- Così vanno le cose
- Be' vanno da schifo
Molto più di una favola animalista, molto più di una commedia divertente con animali parlanti. Questo è uno dei film preferiti di mia madre, che lo guarda con occhi di pura tenerezza, come una ninna nanna utopica. Cullandosi nel sogno di capirsi.
Aleggia su questa storia una leggerezza sognante, quella di chi spera e crede in un mondo più bello, più giusto, più dignitoso per tutti. Una Fattoria degli animali meno politica e più sociale, un romanzo di formazione intriso di inganni, pericoli, fraintendimenti. Un maiale che si crede un cane. Perché i cani sono casta eletta, mentre i maiali entrano in casa solo con contorno di patate.
C'è un disegno piramidale dei ruoli che non a caso vede al suo vertice Rex, e in parallelo il capofamiglia Hoggett per gli umani.
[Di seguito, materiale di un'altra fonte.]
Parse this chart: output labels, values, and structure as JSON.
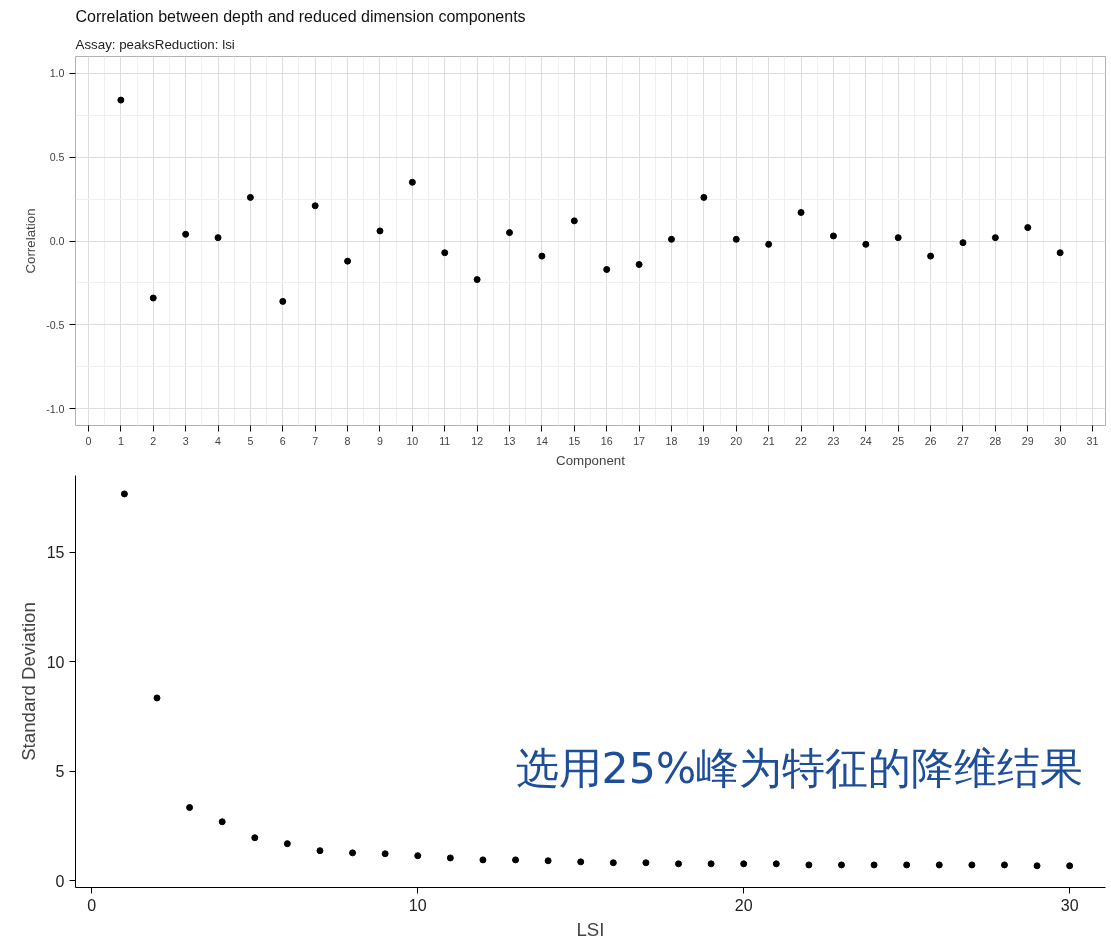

Ma è un disegno destinato a sfrangiarsi, il fucile di Hoggett si abbassa, senza un motivo preciso, per una scintilla di empatia. Babe parla di un mondo dove chi sta in cima prova compassione per chi sta in fondo. Non si può non volergli bene.
E in più, lo stile è vivace e frizzante. Grazie all'ironica suddivisione in capitoli, alla confidenziale voce narrante, all'asciuttezza del montaggio. I temi vengono snocciolati con agilità, senza appesantirli. Il quadretto bucolico è perfettamente reso: le luci calde, i pochi oggetti iconici, i personaggi umani quasi caricaturali, l'uso di animali veri (48 maialini) con giusto qualche effetto speciale per rendere i movimenti della bocca. Ma qui la magia è nelle cose naturali, nel guardare ciò che è normale (solo perché lo riteniamo tale) e scoprirlo speciale, complesso, anche sofferto.
Di più, fare propria quell'eco di sofferenza e cercare di placarla. Non del tutto, perché la lama che non sgozza Babe si posa su qualcun altro, ma almeno un poco. Non perché si possa estirpare, quella sofferenza, ma perché risparmiarne anche una sola goccia fa sorgere un sole più dolce.